The core advantage of quantum computing — the ability to compute for many possible outcomes at the same time and therefore crunch data much more quickly than classical computers — also creates a problem for data security. Once the first high-powered quantum computers are functioning, they’ll be able to quickly saw through many of our most common data encryption algorithms. But as it turns out, an obscure encryption code created in 1978 is resistant to all known methods of quantum attack.

Hang Dinh at the University of Connecticut and a few colleagues figured out that CalTech mathematician Robert McEliece’s code is structured in such a way that a quantum computer couldn’t just pull it apart, at least not by any known process. Rooted in a mathematical puzzle called the hidden subgroup problem, standard quantum fourier analysis simply can’t crack the code.

What does all that mean? For a more extensive mathematical explanation, click through to Tech Review’s more thorough and astute review of quantum encryption. But in summary, encryption is often conducted using asymmetric codes, meaning there’s a public key that anyone can use to encrypt data and a private key for decrypting it. The basis of these encryption schemes is math that flows easily in one direction but not so easily in the other.

Such asymmetric code can be tricky for a classical computer to figure out but quantum computers are well suited to such work.
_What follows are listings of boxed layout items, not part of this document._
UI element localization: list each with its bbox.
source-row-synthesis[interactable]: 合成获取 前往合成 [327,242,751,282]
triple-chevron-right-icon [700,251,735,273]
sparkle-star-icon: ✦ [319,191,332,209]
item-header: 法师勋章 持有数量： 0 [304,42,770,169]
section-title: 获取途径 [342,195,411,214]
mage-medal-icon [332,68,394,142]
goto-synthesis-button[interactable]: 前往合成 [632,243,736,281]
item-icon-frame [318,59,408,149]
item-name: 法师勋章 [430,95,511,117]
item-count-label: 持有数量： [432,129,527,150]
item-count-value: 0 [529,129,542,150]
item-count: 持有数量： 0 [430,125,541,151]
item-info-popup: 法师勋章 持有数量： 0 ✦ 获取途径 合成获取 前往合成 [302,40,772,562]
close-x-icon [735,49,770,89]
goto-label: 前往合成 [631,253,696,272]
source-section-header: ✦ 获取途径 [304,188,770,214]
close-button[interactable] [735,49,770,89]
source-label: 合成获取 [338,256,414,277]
To take a simple example, say a message was encrypted using basic multiplication — one number is multiplied by a number to get a third number. It’s not so easy to look at the third number and quickly determine the two numbers that spawned it.

In math, the process of doing this is called factorizing, and mathematicians factorize through a quality called periodicity — the idea that a mathematical entity with the right periodicity will divide an object correctly while others will not. In 1994, a mathematician created an algorithm that does this very well, and that shortcut to finding periodicity has a quantum analogue known as quantum fourier sampling. Using fourier sampling, quantum computers can quickly factorise codes, rendering most of our most common encryption schemes useless.

But McEliece’s little-used code doesn’t rely on factorization, meaning quantum fourier analysis can’t break it down. That means it’s essentially impervious to all known forms of quantum attack. That’s not to say that new modes of quantum hacking won’t be developed to decrypt McEliece’s system, but it’s interesting that while standing at the threshold of a new era of computing power researchers are finding solutions that can keep our data safe more than three decades in the past.